La nuova divisione Energy Business Development & Ventures sviluppa e promuove nuove iniziative collegate al core business del Gruppo, con l’obiettivo di rafforzare la sua posizione in nuovi mercati emergenti, e in nuovi modelli di business. In particolare, il Project Development & Venturing Group coordina l’intero processo e i vari soggetti finanziari, istituzionali e tecnici coinvolti, facendo leva su competenze tecniche e finanziarie avanzate, al fine di promuovere progetti in cui il Gruppo possa svolgere un ruolo centrale.

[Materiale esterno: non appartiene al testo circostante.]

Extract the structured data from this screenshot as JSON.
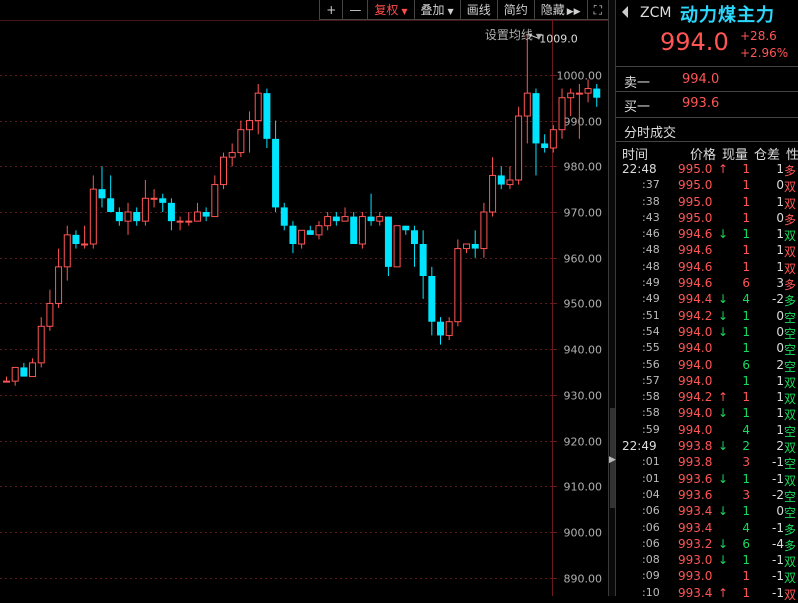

Maire Tecnimont S.p.A è una società quotata alla Borsa di Milano ed è a capo di un gruppo industriale (Maire Tecnimont Group) leader in ambito internazionale nei settori dell’Engineering & Construction (E&C), Technology & Licensing, Energy Business Development & Ventures con competenze specifiche nell’impiantistica, principalmente nel settore degli idrocarburi (Oil & Gas, Petrolchimico e Fertilizzanti), oltre che nel Power Generation e nelle Infrastrutture. Grazie ad un modello di business flessibile, il Gruppo offre competenze avanzate in Licensing, Servizi di Ingegneria, EP (Engineering & Procurement) ed EPC (Engineering, Procurement & Construction). Un forte orientamento alla tecnologia consente a Maire Tecnimont l’accesso ai migliori processi innovativi disponibili, garantendogli una leadership indiscussa a livello globale nel settore dei contractor. L’alto grado di specializzazione permette al Gruppo di coniugare il rispetto di elevati standard qualitativi con un’estrema attenzione agli aspetti ambientali e multiculturali. Il Gruppo Maire Tecnimont offre, inoltre, una vasta gamma di tecnologie proprietarie e servizi di ingegneria collegati. Vanta oltre 60 anni di esperienza nello sviluppo e nel licensing di tecnologie dell’urea e oltre 40 anni di know-how nella tecnologia dell’idrogeno e del gas di sintesi, nel trattamento del gas e in impianti di recupero zolfo. Maire Tecnimont è fortemente impegnata nell’innovazione e nello sviluppo tecnologico: possiede oltre 90 famiglie di brevetti registrati in numerosi paesi del mondo e può contare su più di 1.100 brevetti specifici e applicazioni di brevetti. Il Gruppo continua a brevettare tutte le proprie innovazioni, il cui numero continua quindi a crescere in modo significativo. Al 31 marzo 2017, il Gruppo Maire Tecnimont ha riportato Ricavi pari a 756 milioni di euro (+38% vs 31 marzo 2016), con un Portafoglio Ordini superiore a 5,8 miliardi di euro.